Les gens naïfs, qui n’ont jamais eu besoin de s’occuper de ce « droit positif » qui règne chez nous – comprenez : qui règne sur des personnalités humaines –, considéreront ces propositions comme logiques, raisonnables et allant de soi. Pourtant, il faudrait presque aller se réfugier dans les régions du Pôle Nord si on voulait échapper à un État, sans tomber sous la domination d’un autre. Et cela n’est même pas tout à fait vrai. Car si un jour les êtres humains réussissent à atteindre le Pôle Nord, la première chose que feront les explorateurs sera d’y hisser le drapeau d’un État national et de proclamer l’annexion du Pôle Nord, ainsi que des territoires limitrophes, y compris les phoques et les ours blancs qui y habitent. Et le monarque de l’État en question aura le droit, en plus de tous ses titres, de porter celui de « Seigneur du Pôle Nord » ; un petit plaisir qui n’est pas à négliger, car si jamais le mécontentement de ses « sujets » humains venait à augmenter au point de lui rendre le séjour difficile dans les États de sa couronne, il pourrait toujours essayer de faire le bonheur de ses États polaires en établissant son empire au milieu des phoques et des ours blancs.

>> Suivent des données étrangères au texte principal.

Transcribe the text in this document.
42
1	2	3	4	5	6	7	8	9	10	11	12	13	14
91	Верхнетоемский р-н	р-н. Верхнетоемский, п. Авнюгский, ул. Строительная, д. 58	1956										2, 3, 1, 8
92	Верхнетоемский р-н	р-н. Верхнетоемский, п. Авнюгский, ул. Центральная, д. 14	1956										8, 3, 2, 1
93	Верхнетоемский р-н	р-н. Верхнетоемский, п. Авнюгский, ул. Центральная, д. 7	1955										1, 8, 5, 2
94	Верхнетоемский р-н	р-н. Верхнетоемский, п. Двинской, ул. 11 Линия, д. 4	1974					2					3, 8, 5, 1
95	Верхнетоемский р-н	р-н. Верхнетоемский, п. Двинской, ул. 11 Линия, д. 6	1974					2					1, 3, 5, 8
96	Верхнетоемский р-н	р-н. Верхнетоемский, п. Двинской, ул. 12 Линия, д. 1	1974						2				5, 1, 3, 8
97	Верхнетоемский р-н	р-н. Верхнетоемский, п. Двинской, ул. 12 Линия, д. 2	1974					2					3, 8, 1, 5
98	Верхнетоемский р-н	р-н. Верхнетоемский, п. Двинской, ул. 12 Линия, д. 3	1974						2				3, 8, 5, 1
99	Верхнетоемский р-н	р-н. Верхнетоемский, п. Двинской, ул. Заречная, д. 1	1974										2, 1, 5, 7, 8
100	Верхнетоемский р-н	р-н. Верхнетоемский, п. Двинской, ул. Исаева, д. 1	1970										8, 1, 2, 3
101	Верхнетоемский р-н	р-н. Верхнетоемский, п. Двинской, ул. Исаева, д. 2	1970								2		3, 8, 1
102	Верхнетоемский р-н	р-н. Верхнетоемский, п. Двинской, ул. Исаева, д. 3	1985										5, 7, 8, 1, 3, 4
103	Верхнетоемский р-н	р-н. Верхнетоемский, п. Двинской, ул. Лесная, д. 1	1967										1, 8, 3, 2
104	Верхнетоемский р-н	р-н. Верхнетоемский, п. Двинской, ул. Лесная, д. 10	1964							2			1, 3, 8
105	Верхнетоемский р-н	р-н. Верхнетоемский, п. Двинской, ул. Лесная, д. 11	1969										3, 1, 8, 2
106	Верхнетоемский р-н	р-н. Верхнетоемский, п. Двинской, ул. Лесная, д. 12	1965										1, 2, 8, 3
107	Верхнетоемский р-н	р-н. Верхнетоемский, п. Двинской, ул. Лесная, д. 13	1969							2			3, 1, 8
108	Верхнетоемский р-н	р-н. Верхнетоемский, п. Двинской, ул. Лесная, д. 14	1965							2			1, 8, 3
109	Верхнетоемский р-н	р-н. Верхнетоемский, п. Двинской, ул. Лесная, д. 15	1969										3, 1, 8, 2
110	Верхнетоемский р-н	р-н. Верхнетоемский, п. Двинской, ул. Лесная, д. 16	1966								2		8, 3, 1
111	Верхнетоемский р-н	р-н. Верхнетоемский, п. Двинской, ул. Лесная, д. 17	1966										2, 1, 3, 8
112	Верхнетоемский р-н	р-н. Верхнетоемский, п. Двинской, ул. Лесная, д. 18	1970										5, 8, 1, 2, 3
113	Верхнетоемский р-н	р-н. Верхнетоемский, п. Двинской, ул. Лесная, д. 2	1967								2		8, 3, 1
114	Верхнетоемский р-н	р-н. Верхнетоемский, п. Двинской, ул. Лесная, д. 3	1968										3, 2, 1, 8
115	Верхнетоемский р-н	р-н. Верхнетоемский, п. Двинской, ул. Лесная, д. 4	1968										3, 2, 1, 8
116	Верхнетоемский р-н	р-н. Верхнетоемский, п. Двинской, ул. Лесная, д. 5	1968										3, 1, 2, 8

J’ai choisi à dessein l’exemple du monarque pour montrer que l’État coercitif moderne était issu de la possession et de la conquête de territoires. Ce n’est que si un pays appartient de droit divin à un individu et à sa famille qu’on peut expliquer qu’un homme puisse imposer ses conditions à tous ceux qu’il autorise gracieusement à vivre dans son pays et à s’y nourrir, qu’il puisse en disposer à son gré en tant qu’esclaves ou sujets. L’État féodal du Moyen Âge serait ce qu’il y a de plus proche de cette forme primitive d’État. Le chemin est long pour, de là, arriver à l’« État de droit » moderne. Je ne m’y attarderai pas. Mon but aujourd’hui n’est pas de fournir une étude historique – aussi tentant que cela soit, car l’histoire de l’évolution de l’État n’est qu’une histoire continue de l’injustice et de la violence.
Il est connu que, aujourd’hui encore, les monarques, même quand leurs pouvoirs ont été fortement réduits par leurs bons et loyaux su-jets, font remonter leur autorité au droit divin ou à la grâce divine. C’est l’un des grands mérites de la Révolution française que d’avoir ouvert des brèches impossibles à combler dans la théorie de l’« État par la grâce de Dieu ». Si la France, ou par exemple la Belgique, la première par intermittence, la seconde en ce moment même, ont le privilège de connaître la monarchie, ce ne sont plus des monarchies par la grâce de Dieu mais par la grâce de la Révolution.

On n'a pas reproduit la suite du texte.